Sweet is in the pay of a consortium that in that summer of 2008 was already maneuvering to rescue the club. "These are investors with a good economic position who are also fans of the club and who since then focused on a series of values that are based on economic sustainability or details such as not accepting sponsorships from bookmakers. They have further fostered the feeling of belonging," explains Joaquín Gómez. "When they arrived they set themselves an eight-year goal to be back in the Championship and they got it early," he adds. Now they have gone a little further to make the leap in nine years from the fifth division to the first.

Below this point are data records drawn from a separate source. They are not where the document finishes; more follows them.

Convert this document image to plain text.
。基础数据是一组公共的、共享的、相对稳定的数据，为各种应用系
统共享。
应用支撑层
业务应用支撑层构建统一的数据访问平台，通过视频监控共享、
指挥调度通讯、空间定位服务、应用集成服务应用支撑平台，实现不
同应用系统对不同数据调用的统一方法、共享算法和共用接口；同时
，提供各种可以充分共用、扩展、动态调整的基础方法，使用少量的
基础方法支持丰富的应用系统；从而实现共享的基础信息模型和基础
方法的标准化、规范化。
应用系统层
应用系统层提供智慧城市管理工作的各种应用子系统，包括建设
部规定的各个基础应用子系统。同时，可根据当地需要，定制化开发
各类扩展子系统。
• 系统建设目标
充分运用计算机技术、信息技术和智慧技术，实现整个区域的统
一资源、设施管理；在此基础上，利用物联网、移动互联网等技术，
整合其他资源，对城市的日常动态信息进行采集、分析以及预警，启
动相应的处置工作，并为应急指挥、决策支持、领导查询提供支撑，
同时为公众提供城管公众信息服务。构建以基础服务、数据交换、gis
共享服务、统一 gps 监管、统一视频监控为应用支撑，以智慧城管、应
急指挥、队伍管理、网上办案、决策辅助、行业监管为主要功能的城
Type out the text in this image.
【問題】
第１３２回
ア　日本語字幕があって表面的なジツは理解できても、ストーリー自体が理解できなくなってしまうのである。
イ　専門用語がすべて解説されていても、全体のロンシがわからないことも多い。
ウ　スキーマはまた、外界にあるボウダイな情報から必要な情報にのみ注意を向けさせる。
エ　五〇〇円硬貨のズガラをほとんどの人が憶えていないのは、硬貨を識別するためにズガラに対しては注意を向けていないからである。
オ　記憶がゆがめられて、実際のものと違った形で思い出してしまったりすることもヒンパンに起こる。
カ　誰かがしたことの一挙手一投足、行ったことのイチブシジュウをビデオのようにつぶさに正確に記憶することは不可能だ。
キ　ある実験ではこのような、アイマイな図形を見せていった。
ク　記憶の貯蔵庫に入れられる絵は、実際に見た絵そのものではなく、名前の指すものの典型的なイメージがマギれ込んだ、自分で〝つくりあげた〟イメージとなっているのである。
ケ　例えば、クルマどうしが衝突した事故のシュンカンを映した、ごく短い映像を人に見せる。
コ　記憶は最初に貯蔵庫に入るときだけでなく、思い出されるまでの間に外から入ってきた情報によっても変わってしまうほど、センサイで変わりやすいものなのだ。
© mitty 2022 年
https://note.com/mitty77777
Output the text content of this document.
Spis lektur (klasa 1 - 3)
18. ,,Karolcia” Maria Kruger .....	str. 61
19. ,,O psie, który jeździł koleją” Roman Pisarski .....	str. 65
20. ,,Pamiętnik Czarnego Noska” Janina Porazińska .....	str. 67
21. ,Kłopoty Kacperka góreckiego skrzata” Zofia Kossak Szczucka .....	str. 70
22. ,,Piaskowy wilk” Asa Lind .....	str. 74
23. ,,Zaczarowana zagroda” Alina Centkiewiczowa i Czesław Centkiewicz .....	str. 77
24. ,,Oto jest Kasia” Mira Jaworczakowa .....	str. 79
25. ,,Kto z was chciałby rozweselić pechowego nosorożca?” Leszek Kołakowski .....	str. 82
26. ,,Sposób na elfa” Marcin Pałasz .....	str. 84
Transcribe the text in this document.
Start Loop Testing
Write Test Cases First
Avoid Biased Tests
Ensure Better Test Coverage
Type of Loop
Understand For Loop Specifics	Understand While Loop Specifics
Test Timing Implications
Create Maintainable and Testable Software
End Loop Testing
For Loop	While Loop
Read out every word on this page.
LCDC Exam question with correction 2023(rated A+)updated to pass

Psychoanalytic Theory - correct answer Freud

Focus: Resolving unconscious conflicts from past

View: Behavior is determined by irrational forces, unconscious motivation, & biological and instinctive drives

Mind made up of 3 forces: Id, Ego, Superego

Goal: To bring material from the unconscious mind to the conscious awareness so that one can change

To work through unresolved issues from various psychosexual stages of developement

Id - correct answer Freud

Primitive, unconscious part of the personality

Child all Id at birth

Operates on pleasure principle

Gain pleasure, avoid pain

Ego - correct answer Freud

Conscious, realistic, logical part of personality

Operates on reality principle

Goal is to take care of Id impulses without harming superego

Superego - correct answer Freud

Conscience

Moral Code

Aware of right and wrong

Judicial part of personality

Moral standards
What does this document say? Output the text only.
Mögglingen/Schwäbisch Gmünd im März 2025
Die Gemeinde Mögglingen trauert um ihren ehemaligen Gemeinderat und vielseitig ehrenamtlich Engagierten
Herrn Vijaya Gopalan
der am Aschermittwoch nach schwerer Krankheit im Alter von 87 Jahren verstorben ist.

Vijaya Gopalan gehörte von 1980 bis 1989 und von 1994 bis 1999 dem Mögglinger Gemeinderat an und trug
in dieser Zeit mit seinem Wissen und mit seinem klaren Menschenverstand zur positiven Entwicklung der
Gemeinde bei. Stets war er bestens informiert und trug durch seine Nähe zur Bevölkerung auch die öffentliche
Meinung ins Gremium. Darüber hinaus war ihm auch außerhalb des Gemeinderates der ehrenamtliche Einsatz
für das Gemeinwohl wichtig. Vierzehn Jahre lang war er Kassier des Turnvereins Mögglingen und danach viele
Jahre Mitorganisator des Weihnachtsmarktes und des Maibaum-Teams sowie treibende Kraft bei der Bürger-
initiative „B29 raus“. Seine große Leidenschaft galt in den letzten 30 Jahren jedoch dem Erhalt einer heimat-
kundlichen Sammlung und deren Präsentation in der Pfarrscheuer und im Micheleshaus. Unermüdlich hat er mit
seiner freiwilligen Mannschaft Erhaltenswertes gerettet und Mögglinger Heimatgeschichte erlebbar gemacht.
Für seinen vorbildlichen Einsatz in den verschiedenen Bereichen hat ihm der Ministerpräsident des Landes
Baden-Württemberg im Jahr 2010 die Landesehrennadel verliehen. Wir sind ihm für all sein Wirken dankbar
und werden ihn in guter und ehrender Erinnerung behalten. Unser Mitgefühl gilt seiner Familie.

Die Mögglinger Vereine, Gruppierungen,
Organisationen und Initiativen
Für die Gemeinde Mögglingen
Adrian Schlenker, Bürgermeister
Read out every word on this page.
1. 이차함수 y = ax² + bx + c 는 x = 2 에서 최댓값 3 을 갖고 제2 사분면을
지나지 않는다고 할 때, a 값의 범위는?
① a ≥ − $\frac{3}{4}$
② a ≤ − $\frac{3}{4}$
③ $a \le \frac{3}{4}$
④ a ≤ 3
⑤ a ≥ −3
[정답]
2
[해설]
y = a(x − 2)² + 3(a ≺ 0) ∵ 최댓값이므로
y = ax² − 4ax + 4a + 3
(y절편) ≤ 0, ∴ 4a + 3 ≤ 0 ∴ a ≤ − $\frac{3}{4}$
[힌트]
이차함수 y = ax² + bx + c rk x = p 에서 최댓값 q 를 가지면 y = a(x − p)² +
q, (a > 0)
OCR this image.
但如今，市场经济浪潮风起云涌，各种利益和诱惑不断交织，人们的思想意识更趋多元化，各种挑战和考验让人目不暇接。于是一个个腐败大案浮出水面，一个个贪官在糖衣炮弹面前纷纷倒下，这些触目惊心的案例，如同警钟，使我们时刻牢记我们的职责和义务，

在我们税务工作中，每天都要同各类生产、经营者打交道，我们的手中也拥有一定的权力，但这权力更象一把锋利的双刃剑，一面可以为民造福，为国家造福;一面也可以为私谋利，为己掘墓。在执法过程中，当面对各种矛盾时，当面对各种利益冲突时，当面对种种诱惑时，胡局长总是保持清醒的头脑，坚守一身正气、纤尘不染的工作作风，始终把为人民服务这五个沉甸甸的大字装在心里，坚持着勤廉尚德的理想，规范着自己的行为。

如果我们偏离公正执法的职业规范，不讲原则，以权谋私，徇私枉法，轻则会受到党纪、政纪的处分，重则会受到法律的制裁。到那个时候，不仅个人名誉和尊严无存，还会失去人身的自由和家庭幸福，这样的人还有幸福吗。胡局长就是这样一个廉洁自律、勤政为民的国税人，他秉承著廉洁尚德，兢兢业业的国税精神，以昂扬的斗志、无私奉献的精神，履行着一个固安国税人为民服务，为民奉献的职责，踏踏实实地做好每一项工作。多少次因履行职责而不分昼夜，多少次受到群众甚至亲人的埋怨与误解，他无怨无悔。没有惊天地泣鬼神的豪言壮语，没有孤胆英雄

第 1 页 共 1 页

Midfielder Pelly Ruddock Mpanzu was on that route. If he lines up in the Premier League he will have broken all the records of category jumps with the same team in England.
The growth of Luton is based on constancy. In the five years they spent in Conference (from 2009 to 2014), the lowest point of the team in its history, it fell in the first three seasons in the playoffs, the fourth bottomed out and in the fifth won the league with 101 points. The fourth return exercise in League Two finished second and also lost in promotion with an own goal in the last play of the game, at Kenilworth Road: a clearance from a defender hit the back of the goalkeeper and went into the net. Joaquin Gomez was there. "It seemed that the world was ending, but the coaching staff called us from the club and asked us to evaluate what happened and tell them what we needed to try again." A year later Luton Town were League One teams.
The success of promotion to the English third division led to an earthquake. Several members of the coaching staff, with Nathan Jones at the helm, accepted an offer from Stoke City, who were playing a higher category and seeking promotion to the Premier League. Gomez left for that destination. The Luton did not vary theirs. And twelve months later he signed his second consecutive promotion. Now, after four years in the Championship, he is looking for the most difficult yet. "Most of the club staff, physical trainers, analysts or technical secretariat are still there. That structure, moreover, has grown. They will compete against the best in the world and it will be complicated, an incredible challenge, but I know well their ability to overcome to adapt to the next level. Luton have signed very well in recent years and I'm sure they will strengthen, fight and show that in football not everything is money, "resolves Gómez.
However, the economic injection that involves the entry into the Premier (about 200 million euros) seems a guarantee for the club to take even more steps in its growth. For now they will invest 12 million euros in adapting their old house immediately. And the new stadium finally appears on the horizon because nothing is eternal, not even Kenilworth Road.